CAA Gag Clause Prohibition Compliance Attestations
Summary
Health plans and issuers must submit a Gag Clause Prohibition Compliance Attestation (GCPCA) to show compliance with the gag clause prohibition of the Consolidated Appropriations Act, 2021 (CAA). The prohibition applies to all agreements entered into on or after the date that the CAA was enacted (December 27, 2020) and must be submitted annually by December 31.
Background
The CAA prohibits plans and issuers from entering into agreements with a health care provider, network or association of providers, third-party administrator (TPA), or other service provider offering access to a network of providers if those agreements (or any underlying agreements) contain gag clauses.
A “gag clause” is a contractual provision that would directly or indirectly restrict a plan or issuer from providing, accessing, or sharing certain information related to cost or quality of care or de-identified claims and encounter information.
The CAA requires plans and issuers to submit attestations of compliance annually. Attestations are due by December 31 of each year and cover the period since the last attestation was submitted.
Who must submit an attestation?
All employer-sponsored group health plans must submit a GCPCA. This applies to fully insured and self-insured/level-funded medical plans, ERISA plans (or sponsors of ERISA plans), non-federal governmental plans, church plans, and grandfathered group health plans.
Issuers offering individual and group health insurance coverage must submit a GCPCA. This includes student health insurance plans, grandfathered and grandmothered plans, policies sold on or off Exchanges, policies sold through an associate, and all other group health insurance plans.
Under a limited exception, issuers and group health plans providing only excepted benefits coverage, account-based plans like HRAs, issuers that offer only short-term, limited-duration insurance, Medicare and Medicaid plans, state children’s health insurance programs plans, and Basic Health Program plans are not subject to the attestation requirement.
Self-Funded Plans
Self-funded plans must confirm with their service provider (ASO, TPA, PBM, etc.) whether the service provider will complete the attestation for the plan or if the plan must submit the attestation itself and follow the service provider’s instructions accordingly.
Benecon is not a service provider and Benecon contracts are not subject to the gag clause attestation requirement. Therefore, Benecon will not be filing any attestations on behalf of employers.
If the service provider is willing to complete the attestation, the plan and service provider must enter into a written agreement confirming the service provider’s intention to complete the attestation. Even with the written agreement, the plan retains ultimate liability for any failure to attest.
If the service provider is unwilling to complete the attestation on the plan’s behalf, the plan should still ask for written confirmation that the existing agreements are in compliance with the gag clause prohibition. If the service provider does not provide written confirmation, the plan should review the existing agreements to ensure compliance.
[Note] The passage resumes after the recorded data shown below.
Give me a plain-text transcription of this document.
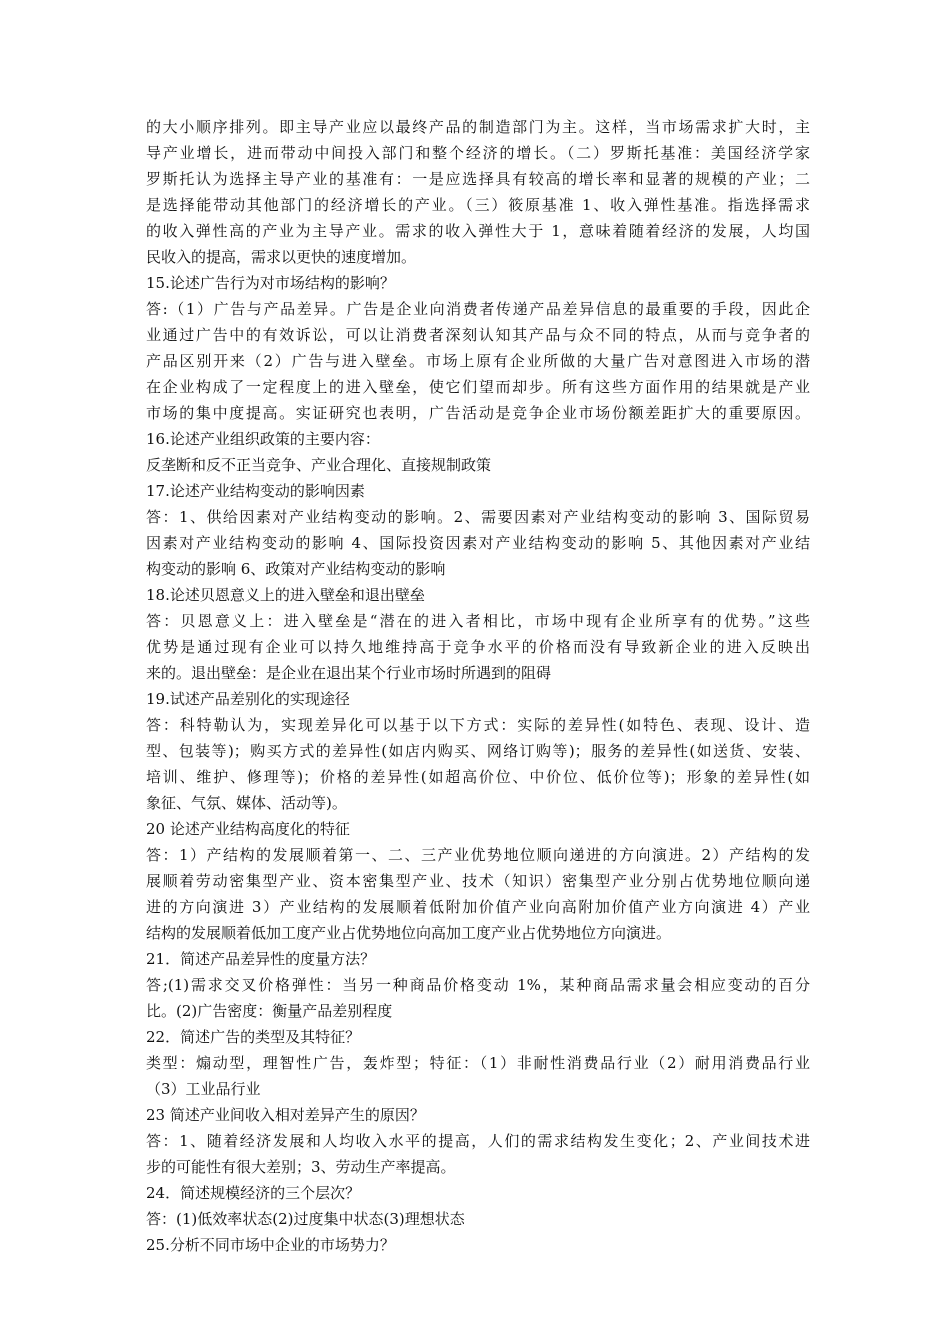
的大小顺序排列。即主导产业应以最终产品的制造部门为主。这样，当市场需求扩大时，主
导产业增长，进而带动中间投入部门和整个经济的增长。（二）罗斯托基准：美国经济学家
罗斯托认为选择主导产业的基准有：一是应选择具有较高的增长率和显著的规模的产业；二
是选择能带动其他部门的经济增长的产业。（三）筱原基准 1、收入弹性基准。指选择需求
的收入弹性高的产业为主导产业。需求的收入弹性大于 1，意味着随着经济的发展，人均国
民收入的提高，需求以更快的速度增加。
15.论述广告行为对市场结构的影响？
答:（1）广告与产品差异。广告是企业向消费者传递产品差异信息的最重要的手段，因此企
业通过广告中的有效诉讼，可以让消费者深刻认知其产品与众不同的特点，从而与竞争者的
产品区别开来（2）广告与进入壁垒。市场上原有企业所做的大量广告对意图进入市场的潜
在企业构成了一定程度上的进入壁垒，使它们望而却步。所有这些方面作用的结果就是产业
市场的集中度提高。实证研究也表明，广告活动是竞争企业市场份额差距扩大的重要原因。
16.论述产业组织政策的主要内容：
反垄断和反不正当竞争、产业合理化、直接规制政策
17.论述产业结构变动的影响因素
答：1、供给因素对产业结构变动的影响。2、需要因素对产业结构变动的影响 3、国际贸易
因素对产业结构变动的影响 4、国际投资因素对产业结构变动的影响 5、其他因素对产业结
构变动的影响 6、政策对产业结构变动的影响
18.论述贝恩意义上的进入壁垒和退出壁垒
答：贝恩意义上：进入壁垒是“潜在的进入者相比，市场中现有企业所享有的优势。”这些
优势是通过现有企业可以持久地维持高于竞争水平的价格而没有导致新企业的进入反映出
来的。退出壁垒：是企业在退出某个行业市场时所遇到的阻碍
19.试述产品差别化的实现途径
答：科特勒认为，实现差异化可以基于以下方式：实际的差异性(如特色、表现、设计、造
型、包装等)；购买方式的差异性(如店内购买、网络订购等)；服务的差异性(如送货、安装、
培训、维护、修理等)；价格的差异性(如超高价位、中价位、低价位等)；形象的差异性(如
象征、气氛、媒体、活动等)。
20 论述产业结构高度化的特征
答：1）产结构的发展顺着第一、二、三产业优势地位顺向递进的方向演进。2）产结构的发
展顺着劳动密集型产业、资本密集型产业、技术（知识）密集型产业分别占优势地位顺向递
进的方向演进 3）产业结构的发展顺着低附加价值产业向高附加价值产业方向演进 4）产业
结构的发展顺着低加工度产业占优势地位向高加工度产业占优势地位方向演进。
21．简述产品差异性的度量方法？
答;(1)需求交叉价格弹性：当另一种商品价格变动 1%，某种商品需求量会相应变动的百分
比。(2)广告密度：衡量产品差别程度
22．简述广告的类型及其特征？
类型：煽动型，理智性广告，轰炸型；特征：（1）非耐性消费品行业（2）耐用消费品行业
（3）工业品行业
23 简述产业间收入相对差异产生的原因？
答：1、随着经济发展和人均收入水平的提高，人们的需求结构发生变化；2、产业间技术进
步的可能性有很大差别；3、劳动生产率提高。
24．简述规模经济的三个层次？
答：(1)低效率状态(2)过度集中状态(3)理想状态
25.分析不同市场中企业的市场势力？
Fully Insured Group Health Plans
For fully insured plans, both the insurance issuer and the group health plan are required to attest. However, when an issuer submits a GCPCA on behalf of the plan, the attestation requirement will be considered satisfied for both the plan and issuer. In this instance, and when there are no other health benefits subject to the requirement (e.g., a carve-out pharmacy benefit), no action is required of the plan other than to retain documentation from the issuer that the issuer is submitting the GCPCA on behalf of the plan.
Carve-Out Pharmacy, Behavioral Health, and Other Medical Benefits (Direct Primary Care, Telehealth Programs, etc.)
For carve-out benefits, employers are required to submit attestations of compliance. Although a plan is permitted to enter into a written agreement under which a pharmacy benefits manager, behavioral health vendor, or other similar service provider would attest on the plan’s behalf.
Employers with these types of carve-out arrangements will need to attest on behalf of these benefits (in addition to the other medical benefits, if not being completed by the issuers or service providers).
All Plans
Plans will need to take inventory of which health benefits are subject to the requirement, verify with the issuer or service provider that provider contracts are compliant, and determine who is submitting attestations. Many issuers and service providers have already communicated whether they will or will not assist with attestations.
How do I submit an attestation?
If you need to complete an attestation, visit https://hios.cms.gov/HIOS-HCPCA-UI to log in to the GCPCA webform and complete the form.
Instructions, a user manual, and FAQs can be found on the Centers for Medicare & Medicaid Services webpage at https://www.cms.gov/marketplace/about/oversight/other-insurance-protections/gag-clause-prohibition-compliance-attestation
Benecon has also created a comprehensive Annual Submission Instructional Guide to be used in conjunction with the CMS instructions.
What is the penalty for noncompliance?
Failure to comply with the attestation requirement could be subject to the standard Internal Revenue Code penalty scheme, which is $100 per day per affected individual.